Hamadi Ayari

Personal information
- Date of birth: 8 January 1991 (age 35)
- Place of birth: La Tronche, France
- Height: 1.78 m (5 ft 10 in)
- Position: Midfielder

Youth career
- 2006–2010: Grenoble

Senior career*
- Years: Team / Apps / (Gls)
- 2010–2011: Grenoble / 19 / (0)
- 2011–2012: Metz / 7 / (0)
- 2012–2016: Grenoble / 95 / (7)
- 2016–2021: Sporting Club Lyon / 129 / (13)
- 2021–2022: Sedan / 38 / (3)
- Total:  / 288 / (23)

= Hamadi Ayari =

French footballer (born 1991)

Hamadi Ayari (born 8 January 1991) is a French former professional footballer who played as a midfielder.

==Career==
Having joined Grenoble in 2006 Ayari was promoted to the senior team by former manager Yvon Pouliquen ahead of the 2009–10 season. He made his senior debut on 10 September 2010 in a Ligue 2 match against Istres appearing as a substitute in a 1–0 victory.

Released at the end of his contract with Grenoble, Ayari signed for Metz in September 2011, on an initial one-year deal, with the option to extend for two further years. He was released at the end of the season, when Metz were relegated to the Championnat National. Without a club, he returned to Grenoble to train.
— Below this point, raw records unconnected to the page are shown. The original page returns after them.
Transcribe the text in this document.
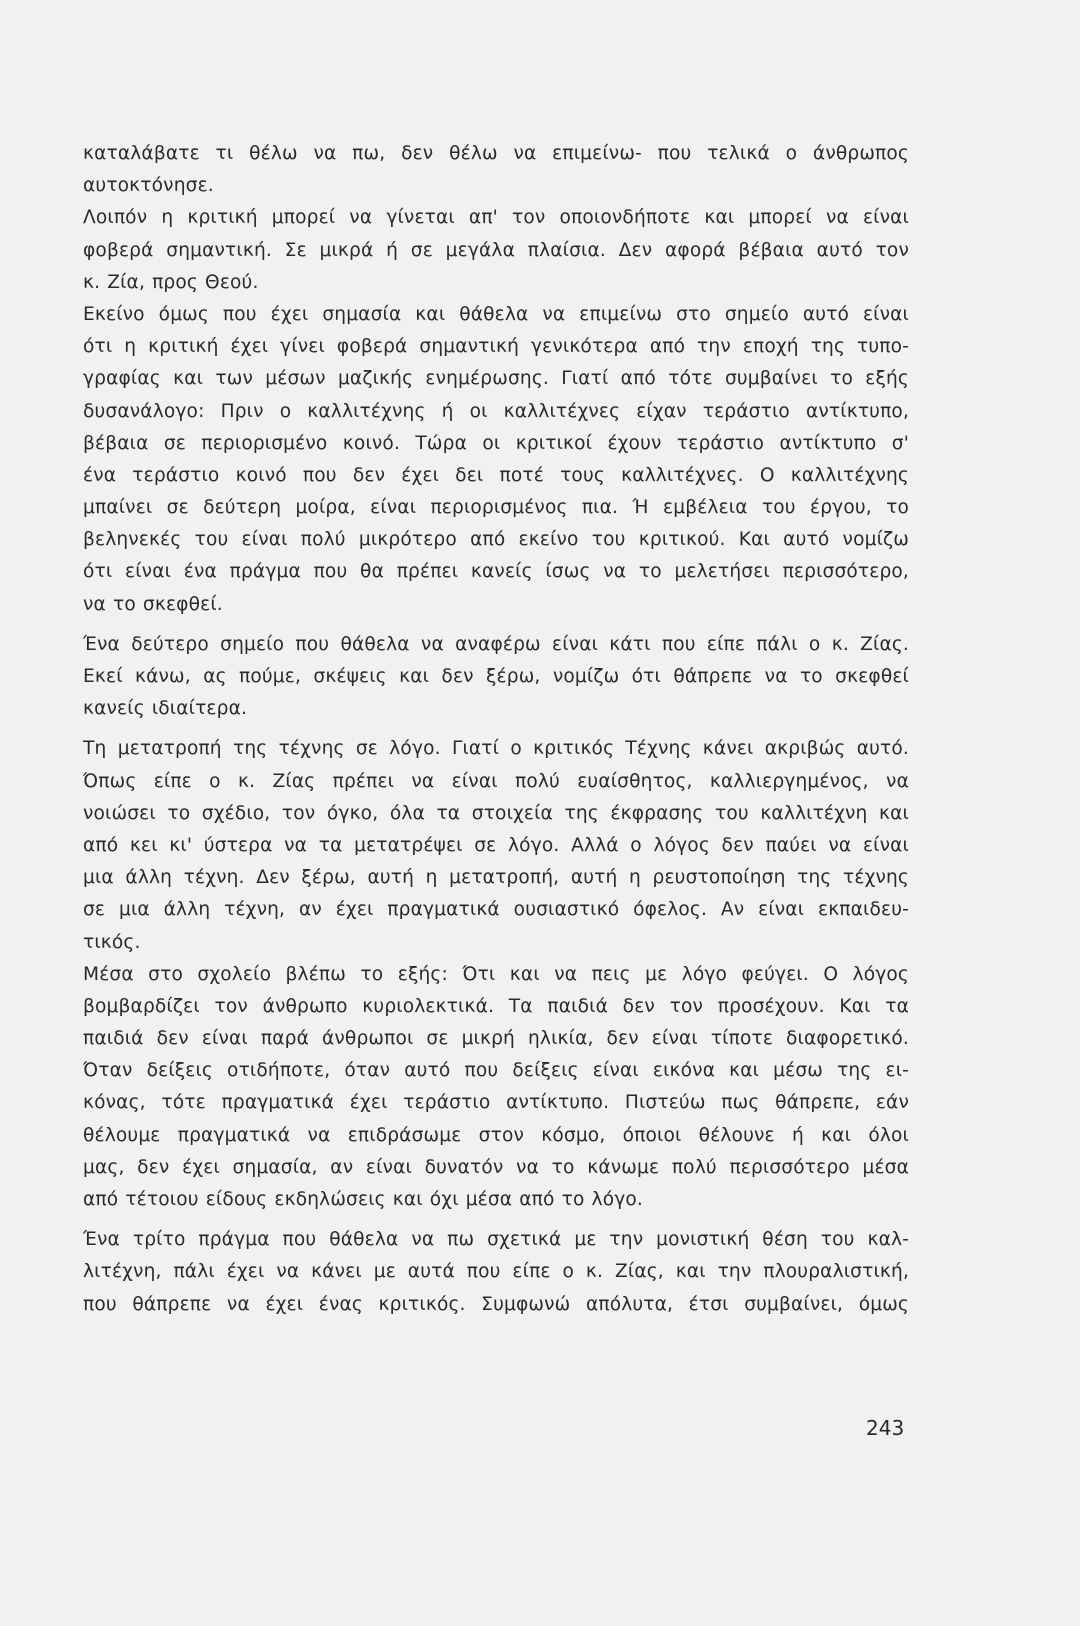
καταλάβατε τι θέλω να πω, δεν θέλω να επιμείνω- που τελικά ο άνθρωπος
αυτοκτόνησε.
Λοιπόν η κριτική μπορεί να γίνεται απ' τον οποιονδήποτε και μπορεί να είναι
φοβερά σημαντική. Σε μικρά ή σε μεγάλα πλαίσια. Δεν αφορά βέβαια αυτό τον
κ. Ζία, προς Θεού.
Εκείνο όμως που έχει σημασία και θάθελα να επιμείνω στο σημείο αυτό είναι
ότι η κριτική έχει γίνει φοβερά σημαντική γενικότερα από την εποχή της τυπο-
γραφίας και των μέσων μαζικής ενημέρωσης. Γιατί από τότε συμβαίνει το εξής
δυσανάλογο: Πριν ο καλλιτέχνης ή οι καλλιτέχνες είχαν τεράστιο αντίκτυπο,
βέβαια σε περιορισμένο κοινό. Τώρα οι κριτικοί έχουν τεράστιο αντίκτυπο σ'
ένα τεράστιο κοινό που δεν έχει δει ποτέ τους καλλιτέχνες. Ο καλλιτέχνης
μπαίνει σε δεύτερη μοίρα, είναι περιορισμένος πια. Ή εμβέλεια του έργου, το
βεληνεκές του είναι πολύ μικρότερο από εκείνο του κριτικού. Και αυτό νομίζω
ότι είναι ένα πράγμα που θα πρέπει κανείς ίσως να το μελετήσει περισσότερο,
να το σκεφθεί.
Ένα δεύτερο σημείο που θάθελα να αναφέρω είναι κάτι που είπε πάλι ο κ. Ζίας.
Εκεί κάνω, ας πούμε, σκέψεις και δεν ξέρω, νομίζω ότι θάπρεπε να το σκεφθεί
κανείς ιδιαίτερα.
Τη μετατροπή της τέχνης σε λόγο. Γιατί ο κριτικός Τέχνης κάνει ακριβώς αυτό.
Όπως είπε ο κ. Ζίας πρέπει να είναι πολύ ευαίσθητος, καλλιεργημένος, να
νοιώσει το σχέδιο, τον όγκο, όλα τα στοιχεία της έκφρασης του καλλιτέχνη και
από κει κι' ύστερα να τα μετατρέψει σε λόγο. Αλλά ο λόγος δεν παύει να είναι
μια άλλη τέχνη. Δεν ξέρω, αυτή η μετατροπή, αυτή η ρευστοποίηση της τέχνης
σε μια άλλη τέχνη, αν έχει πραγματικά ουσιαστικό όφελος. Αν είναι εκπαιδευ-
τικός.
Μέσα στο σχολείο βλέπω το εξής: Ότι και να πεις με λόγο φεύγει. Ο λόγος
βομβαρδίζει τον άνθρωπο κυριολεκτικά. Τα παιδιά δεν τον προσέχουν. Και τα
παιδιά δεν είναι παρά άνθρωποι σε μικρή ηλικία, δεν είναι τίποτε διαφορετικό.
Όταν δείξεις οτιδήποτε, όταν αυτό που δείξεις είναι εικόνα και μέσω της ει-
κόνας, τότε πραγματικά έχει τεράστιο αντίκτυπο. Πιστεύω πως θάπρεπε, εάν
θέλουμε πραγματικά να επιδράσωμε στον κόσμο, όποιοι θέλουνε ή και όλοι
μας, δεν έχει σημασία, αν είναι δυνατόν να το κάνωμε πολύ περισσότερο μέσα
από τέτοιου είδους εκδηλώσεις και όχι μέσα από το λόγο.
Ένα τρίτο πράγμα που θάθελα να πω σχετικά με την μονιστική θέση του καλ-
λιτέχνη, πάλι έχει να κάνει με αυτά που είπε ο κ. Ζίας, και την πλουραλιστική,
που θάπρεπε να έχει ένας κριτικός. Συμφωνώ απόλυτα, έτσι συμβαίνει, όμως
243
The club were now playing at the amateur level, so he had to wait until 1 October 2012 before signing a contract, due to regulations about reclassifying professional players as amateur.

After four seasons with Grenoble, Ayari signed with AS Lyon-Duchère in the Championnat National in June 2016, having been linked with various Ligue 2 sides. Lyon-Duchère rebranded as Sporting Club Lyon in June 2020.

On 22 June 2021, he agreed to join Sedan in Championnat National. On 17 December 2022, Ayari announced his retirement.